Sells these for a clearly defined geographic area, essentially an English County.
Back in 2011 we were worried about impact of large national and international brands where they just offered what was a directory listing.( this has now happened)
One of the key ways forward was to major on good quality local content.But for various reasons we couldn't host this on the brand website so we wrote a large number of wordpress.com blogs.The idea being that a visitor to the brand website would see the widget and if they were interested in further details
then they clicked through ( do follow ) to the blog written just for that widget.
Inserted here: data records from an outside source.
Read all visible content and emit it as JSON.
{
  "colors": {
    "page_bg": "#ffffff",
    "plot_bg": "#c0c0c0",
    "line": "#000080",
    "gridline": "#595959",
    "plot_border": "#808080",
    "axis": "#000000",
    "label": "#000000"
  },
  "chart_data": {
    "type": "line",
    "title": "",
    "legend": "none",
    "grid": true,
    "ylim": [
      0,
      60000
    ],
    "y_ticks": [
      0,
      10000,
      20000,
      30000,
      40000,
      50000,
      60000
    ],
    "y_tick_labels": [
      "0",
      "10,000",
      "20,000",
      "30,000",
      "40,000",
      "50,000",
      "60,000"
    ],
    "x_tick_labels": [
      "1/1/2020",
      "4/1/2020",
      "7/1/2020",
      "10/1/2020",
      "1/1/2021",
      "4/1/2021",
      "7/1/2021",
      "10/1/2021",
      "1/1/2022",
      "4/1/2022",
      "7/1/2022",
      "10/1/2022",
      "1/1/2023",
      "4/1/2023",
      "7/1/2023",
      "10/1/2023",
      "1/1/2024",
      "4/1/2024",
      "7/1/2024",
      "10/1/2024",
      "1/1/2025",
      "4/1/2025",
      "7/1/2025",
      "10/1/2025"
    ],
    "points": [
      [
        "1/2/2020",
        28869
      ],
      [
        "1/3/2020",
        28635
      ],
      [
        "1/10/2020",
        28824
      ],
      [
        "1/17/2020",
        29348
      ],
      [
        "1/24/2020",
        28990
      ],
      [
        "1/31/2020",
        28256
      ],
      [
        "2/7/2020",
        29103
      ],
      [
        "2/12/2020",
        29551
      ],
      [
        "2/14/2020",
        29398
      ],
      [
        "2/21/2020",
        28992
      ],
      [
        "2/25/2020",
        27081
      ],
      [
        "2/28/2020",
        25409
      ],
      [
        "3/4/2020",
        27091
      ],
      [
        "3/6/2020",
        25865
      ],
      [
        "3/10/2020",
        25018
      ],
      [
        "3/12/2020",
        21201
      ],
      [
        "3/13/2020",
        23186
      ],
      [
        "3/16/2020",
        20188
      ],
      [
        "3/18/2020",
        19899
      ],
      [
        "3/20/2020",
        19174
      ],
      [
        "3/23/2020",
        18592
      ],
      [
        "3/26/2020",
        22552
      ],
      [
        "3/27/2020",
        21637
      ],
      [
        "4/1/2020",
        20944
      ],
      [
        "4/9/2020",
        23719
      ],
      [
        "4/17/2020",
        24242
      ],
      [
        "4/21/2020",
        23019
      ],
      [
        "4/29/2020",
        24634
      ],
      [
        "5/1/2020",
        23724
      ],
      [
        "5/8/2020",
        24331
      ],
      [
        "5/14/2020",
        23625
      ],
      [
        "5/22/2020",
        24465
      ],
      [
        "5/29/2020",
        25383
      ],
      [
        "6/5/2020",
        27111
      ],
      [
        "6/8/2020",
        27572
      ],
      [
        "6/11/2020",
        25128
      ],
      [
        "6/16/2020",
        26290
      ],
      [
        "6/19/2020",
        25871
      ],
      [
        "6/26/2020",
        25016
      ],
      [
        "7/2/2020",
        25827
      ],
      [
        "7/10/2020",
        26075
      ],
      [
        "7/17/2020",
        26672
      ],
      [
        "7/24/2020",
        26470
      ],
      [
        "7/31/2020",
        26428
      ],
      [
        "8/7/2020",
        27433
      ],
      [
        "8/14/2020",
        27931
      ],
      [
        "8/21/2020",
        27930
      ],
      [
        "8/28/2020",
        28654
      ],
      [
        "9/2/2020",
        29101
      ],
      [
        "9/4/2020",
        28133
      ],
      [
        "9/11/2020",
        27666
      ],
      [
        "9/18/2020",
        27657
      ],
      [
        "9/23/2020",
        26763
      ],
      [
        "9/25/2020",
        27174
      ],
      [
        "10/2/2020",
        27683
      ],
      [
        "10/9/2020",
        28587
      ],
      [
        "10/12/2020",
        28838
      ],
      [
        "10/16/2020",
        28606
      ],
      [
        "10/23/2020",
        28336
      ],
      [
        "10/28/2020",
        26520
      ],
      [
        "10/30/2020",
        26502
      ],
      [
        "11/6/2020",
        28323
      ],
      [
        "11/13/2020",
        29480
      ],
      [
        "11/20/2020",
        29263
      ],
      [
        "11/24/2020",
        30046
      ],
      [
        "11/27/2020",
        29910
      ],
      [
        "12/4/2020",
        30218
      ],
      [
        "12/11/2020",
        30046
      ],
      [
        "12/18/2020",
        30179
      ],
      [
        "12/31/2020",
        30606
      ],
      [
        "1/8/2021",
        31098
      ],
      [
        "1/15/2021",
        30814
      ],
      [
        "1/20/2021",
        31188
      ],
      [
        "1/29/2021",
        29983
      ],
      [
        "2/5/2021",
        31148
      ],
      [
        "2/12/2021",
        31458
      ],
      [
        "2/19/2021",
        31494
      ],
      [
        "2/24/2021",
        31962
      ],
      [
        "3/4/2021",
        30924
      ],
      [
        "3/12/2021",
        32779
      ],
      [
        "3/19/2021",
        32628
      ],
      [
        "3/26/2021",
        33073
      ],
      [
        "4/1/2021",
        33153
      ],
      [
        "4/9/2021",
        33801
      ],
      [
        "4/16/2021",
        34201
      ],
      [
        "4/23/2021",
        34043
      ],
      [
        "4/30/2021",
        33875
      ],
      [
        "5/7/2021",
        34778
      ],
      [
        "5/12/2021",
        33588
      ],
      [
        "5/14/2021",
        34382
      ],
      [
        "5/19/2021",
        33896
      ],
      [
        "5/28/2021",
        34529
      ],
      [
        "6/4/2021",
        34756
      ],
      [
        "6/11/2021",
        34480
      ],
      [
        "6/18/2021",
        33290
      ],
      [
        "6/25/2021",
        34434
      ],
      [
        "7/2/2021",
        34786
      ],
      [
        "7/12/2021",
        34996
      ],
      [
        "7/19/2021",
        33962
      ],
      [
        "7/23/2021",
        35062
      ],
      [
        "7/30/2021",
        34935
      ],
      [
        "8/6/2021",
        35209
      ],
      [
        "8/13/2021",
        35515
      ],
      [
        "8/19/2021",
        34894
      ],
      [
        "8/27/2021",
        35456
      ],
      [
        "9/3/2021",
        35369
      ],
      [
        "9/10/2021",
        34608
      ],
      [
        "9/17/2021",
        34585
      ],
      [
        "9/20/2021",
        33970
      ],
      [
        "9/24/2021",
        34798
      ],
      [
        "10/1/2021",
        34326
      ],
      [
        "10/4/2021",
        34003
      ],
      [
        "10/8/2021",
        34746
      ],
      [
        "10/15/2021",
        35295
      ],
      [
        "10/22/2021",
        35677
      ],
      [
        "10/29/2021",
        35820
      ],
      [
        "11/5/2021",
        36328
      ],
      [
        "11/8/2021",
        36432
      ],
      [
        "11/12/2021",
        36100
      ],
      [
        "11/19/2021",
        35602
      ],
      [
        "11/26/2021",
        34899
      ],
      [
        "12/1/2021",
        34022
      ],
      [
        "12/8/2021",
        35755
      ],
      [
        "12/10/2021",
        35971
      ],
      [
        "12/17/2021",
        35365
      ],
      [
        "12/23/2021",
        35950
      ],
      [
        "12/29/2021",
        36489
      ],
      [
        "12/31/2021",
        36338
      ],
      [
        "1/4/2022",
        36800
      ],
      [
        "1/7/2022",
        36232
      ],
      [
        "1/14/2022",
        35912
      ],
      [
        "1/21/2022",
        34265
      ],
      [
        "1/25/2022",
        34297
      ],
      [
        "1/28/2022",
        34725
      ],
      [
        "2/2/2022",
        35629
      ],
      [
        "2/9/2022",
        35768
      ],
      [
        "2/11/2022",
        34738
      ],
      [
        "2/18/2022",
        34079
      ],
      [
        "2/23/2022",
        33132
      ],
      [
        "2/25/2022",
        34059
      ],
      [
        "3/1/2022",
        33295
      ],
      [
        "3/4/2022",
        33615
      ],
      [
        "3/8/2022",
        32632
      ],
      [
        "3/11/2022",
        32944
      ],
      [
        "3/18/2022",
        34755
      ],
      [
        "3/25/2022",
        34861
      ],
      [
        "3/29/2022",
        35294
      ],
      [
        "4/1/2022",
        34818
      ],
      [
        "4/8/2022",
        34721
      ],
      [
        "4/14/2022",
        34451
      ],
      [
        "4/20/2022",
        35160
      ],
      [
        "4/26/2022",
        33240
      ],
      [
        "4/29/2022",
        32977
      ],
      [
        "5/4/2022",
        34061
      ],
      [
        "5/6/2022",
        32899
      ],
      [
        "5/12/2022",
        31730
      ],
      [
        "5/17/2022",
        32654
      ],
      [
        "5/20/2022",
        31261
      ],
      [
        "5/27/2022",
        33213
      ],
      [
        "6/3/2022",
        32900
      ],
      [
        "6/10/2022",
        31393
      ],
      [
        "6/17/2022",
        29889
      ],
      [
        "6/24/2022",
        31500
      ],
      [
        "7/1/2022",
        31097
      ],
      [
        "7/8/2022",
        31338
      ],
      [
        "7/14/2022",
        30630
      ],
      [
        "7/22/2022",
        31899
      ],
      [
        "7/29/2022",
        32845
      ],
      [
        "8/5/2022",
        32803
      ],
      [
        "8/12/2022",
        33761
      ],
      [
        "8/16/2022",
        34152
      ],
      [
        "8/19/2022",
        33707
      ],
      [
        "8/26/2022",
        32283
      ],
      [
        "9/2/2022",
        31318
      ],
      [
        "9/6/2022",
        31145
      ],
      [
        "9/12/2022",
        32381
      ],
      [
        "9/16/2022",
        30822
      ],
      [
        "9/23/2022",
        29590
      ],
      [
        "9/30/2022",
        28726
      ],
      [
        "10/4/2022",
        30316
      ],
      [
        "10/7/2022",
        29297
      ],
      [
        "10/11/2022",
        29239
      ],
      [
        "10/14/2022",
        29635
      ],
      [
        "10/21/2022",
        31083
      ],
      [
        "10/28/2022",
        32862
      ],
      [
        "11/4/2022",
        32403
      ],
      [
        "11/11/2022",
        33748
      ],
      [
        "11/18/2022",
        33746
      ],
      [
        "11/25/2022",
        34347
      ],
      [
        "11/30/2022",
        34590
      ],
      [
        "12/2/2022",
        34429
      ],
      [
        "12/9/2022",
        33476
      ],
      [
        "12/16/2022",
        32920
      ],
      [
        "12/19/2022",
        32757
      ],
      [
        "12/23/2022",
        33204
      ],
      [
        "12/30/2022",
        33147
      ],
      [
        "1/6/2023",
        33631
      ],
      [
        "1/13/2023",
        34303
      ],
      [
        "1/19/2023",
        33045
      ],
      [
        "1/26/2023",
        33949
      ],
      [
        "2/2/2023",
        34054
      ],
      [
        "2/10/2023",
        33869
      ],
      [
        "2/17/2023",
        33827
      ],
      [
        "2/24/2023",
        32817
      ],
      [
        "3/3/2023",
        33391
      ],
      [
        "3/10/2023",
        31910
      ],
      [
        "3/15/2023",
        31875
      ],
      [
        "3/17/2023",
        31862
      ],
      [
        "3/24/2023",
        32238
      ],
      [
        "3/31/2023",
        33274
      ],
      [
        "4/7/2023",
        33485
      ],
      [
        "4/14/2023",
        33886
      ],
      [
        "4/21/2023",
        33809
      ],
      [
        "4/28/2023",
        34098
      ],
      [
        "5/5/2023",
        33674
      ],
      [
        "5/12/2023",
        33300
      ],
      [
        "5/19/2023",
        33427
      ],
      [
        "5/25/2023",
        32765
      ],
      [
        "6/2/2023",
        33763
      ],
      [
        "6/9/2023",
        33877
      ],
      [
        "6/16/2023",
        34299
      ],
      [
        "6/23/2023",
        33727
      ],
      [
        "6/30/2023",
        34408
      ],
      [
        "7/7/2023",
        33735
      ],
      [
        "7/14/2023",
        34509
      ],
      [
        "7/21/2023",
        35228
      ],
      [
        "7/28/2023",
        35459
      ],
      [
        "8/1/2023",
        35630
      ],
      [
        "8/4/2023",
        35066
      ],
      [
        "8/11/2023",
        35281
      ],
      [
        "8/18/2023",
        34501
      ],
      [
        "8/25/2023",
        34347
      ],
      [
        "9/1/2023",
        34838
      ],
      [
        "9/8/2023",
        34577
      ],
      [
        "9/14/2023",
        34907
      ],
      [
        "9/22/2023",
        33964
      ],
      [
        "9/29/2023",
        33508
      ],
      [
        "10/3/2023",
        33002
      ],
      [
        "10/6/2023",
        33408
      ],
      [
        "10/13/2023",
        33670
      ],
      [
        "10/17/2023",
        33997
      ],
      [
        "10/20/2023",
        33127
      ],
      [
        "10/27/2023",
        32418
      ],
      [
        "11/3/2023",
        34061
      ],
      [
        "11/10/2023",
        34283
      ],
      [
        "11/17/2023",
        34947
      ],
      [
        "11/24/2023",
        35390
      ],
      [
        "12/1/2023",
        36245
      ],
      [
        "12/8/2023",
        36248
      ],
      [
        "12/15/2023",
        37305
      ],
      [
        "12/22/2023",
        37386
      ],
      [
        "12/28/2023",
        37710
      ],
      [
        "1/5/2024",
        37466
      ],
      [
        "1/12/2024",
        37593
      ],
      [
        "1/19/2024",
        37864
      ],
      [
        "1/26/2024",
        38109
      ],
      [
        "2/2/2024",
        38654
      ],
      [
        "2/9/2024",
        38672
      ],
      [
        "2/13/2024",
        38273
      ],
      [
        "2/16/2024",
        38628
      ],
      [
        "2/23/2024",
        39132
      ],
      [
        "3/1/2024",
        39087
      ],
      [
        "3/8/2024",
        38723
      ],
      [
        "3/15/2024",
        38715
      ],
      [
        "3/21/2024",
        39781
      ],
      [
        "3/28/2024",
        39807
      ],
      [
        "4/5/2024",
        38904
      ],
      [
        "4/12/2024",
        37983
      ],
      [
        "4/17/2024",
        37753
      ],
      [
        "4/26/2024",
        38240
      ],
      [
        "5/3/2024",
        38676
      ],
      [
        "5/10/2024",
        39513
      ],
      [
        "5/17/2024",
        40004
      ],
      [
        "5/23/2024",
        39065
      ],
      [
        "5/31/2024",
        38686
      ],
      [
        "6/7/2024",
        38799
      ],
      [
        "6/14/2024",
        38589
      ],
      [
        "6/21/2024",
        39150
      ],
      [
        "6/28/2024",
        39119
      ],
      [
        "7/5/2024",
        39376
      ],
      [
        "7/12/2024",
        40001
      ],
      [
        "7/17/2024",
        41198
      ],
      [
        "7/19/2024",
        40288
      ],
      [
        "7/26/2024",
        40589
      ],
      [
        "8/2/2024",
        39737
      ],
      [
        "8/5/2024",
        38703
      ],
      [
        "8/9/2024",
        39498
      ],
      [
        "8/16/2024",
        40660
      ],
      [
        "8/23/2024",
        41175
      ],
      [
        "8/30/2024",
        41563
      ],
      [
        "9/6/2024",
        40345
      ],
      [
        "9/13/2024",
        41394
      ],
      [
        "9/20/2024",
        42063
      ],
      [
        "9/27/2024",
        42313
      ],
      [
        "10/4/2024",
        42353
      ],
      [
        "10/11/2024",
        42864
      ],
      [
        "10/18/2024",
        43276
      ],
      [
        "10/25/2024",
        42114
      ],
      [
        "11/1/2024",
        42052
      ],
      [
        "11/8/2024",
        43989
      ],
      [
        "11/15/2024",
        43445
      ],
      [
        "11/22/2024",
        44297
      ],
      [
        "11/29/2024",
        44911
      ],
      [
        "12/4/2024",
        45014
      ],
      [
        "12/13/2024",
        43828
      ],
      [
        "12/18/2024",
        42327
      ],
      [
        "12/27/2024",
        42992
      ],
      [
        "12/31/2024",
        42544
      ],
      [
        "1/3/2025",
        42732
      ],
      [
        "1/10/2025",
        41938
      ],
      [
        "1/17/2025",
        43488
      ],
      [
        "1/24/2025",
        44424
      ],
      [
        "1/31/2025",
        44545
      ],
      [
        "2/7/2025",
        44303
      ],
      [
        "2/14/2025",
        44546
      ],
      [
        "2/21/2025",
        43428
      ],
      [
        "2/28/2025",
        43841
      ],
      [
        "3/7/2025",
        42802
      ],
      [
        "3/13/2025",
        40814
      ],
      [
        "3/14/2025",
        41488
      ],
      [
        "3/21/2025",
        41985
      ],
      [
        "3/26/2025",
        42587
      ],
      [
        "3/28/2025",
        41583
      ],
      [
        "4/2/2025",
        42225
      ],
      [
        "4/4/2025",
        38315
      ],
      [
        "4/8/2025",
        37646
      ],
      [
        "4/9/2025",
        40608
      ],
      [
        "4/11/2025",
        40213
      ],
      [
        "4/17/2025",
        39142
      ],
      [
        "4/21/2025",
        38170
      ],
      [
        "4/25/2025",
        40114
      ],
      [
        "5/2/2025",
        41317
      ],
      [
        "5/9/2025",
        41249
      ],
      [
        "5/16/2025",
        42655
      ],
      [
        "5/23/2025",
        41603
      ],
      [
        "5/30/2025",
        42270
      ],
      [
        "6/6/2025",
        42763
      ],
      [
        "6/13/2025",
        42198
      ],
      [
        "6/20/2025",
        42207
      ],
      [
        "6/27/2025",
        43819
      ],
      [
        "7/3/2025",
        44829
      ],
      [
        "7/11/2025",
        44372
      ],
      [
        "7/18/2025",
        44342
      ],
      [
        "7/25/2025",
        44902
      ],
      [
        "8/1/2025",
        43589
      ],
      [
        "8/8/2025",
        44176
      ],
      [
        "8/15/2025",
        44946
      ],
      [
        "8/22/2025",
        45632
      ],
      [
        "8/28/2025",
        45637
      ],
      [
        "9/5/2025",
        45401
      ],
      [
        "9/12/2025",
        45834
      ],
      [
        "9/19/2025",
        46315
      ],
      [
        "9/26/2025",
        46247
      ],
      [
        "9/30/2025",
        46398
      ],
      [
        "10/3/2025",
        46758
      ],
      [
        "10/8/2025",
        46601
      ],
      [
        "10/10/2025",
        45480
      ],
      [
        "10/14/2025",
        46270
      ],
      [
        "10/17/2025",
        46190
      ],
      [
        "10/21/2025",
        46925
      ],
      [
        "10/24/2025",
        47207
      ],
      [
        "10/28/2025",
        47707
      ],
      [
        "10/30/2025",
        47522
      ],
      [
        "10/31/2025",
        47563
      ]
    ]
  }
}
The links back from the blogs were on the contact page of the blog and are "no followed". There is no anchor text optimisation and there are no site wide links.
The quality of the blogs varies from marginally useful to really detailed resources ( 50 pages and upwards).
There were two types of blogs
1. The majority were specific to each widget.
2. But there was one relatively large blog where we created pages for various sortings of the widgets.Each sorting being of concern to an interest group.This was a relatively novel idea for the local industry and worked well for visitors.
In number the wordpress blogs were approximately 10% of referring domains as reported by WMT.
The response from visitors was good. Some of the blogs started to show their own UGC and they also appeared in the SERPS and with pagerank.
There was never any indication of penalties of any kind.
From 2013 we gained the ability to generate similar content within the brand website which we are now doing.
The links from the brand website to the blogs are being taken down as the content is written. The blogs are effectively orphaned but they still link back through a no follow link.
If any blog loses its traffic it will be deleted.Any which are still of use to visitors will remain.Well that is the idea.
However my real concern is the second type of blog. The one we wrote for specific interest groups.Despite being largely orphaned from the brand website it still does really well on Google.
Google recognises that it is about the brand and sends it good traffic which is then passed on to the main brand website through no follow links.
However there are only so many ways you can talk about these widgets and I am concerned that :
This blog could be viewed as a doorway page. There is limited overlap on text ( not more than 10% on any one page according to Copyscape ). What i fear is a manual review which would see this as a doorway page.
If that happened where does the risk lie? Would it be just with the blog or would the brand website also be at risk.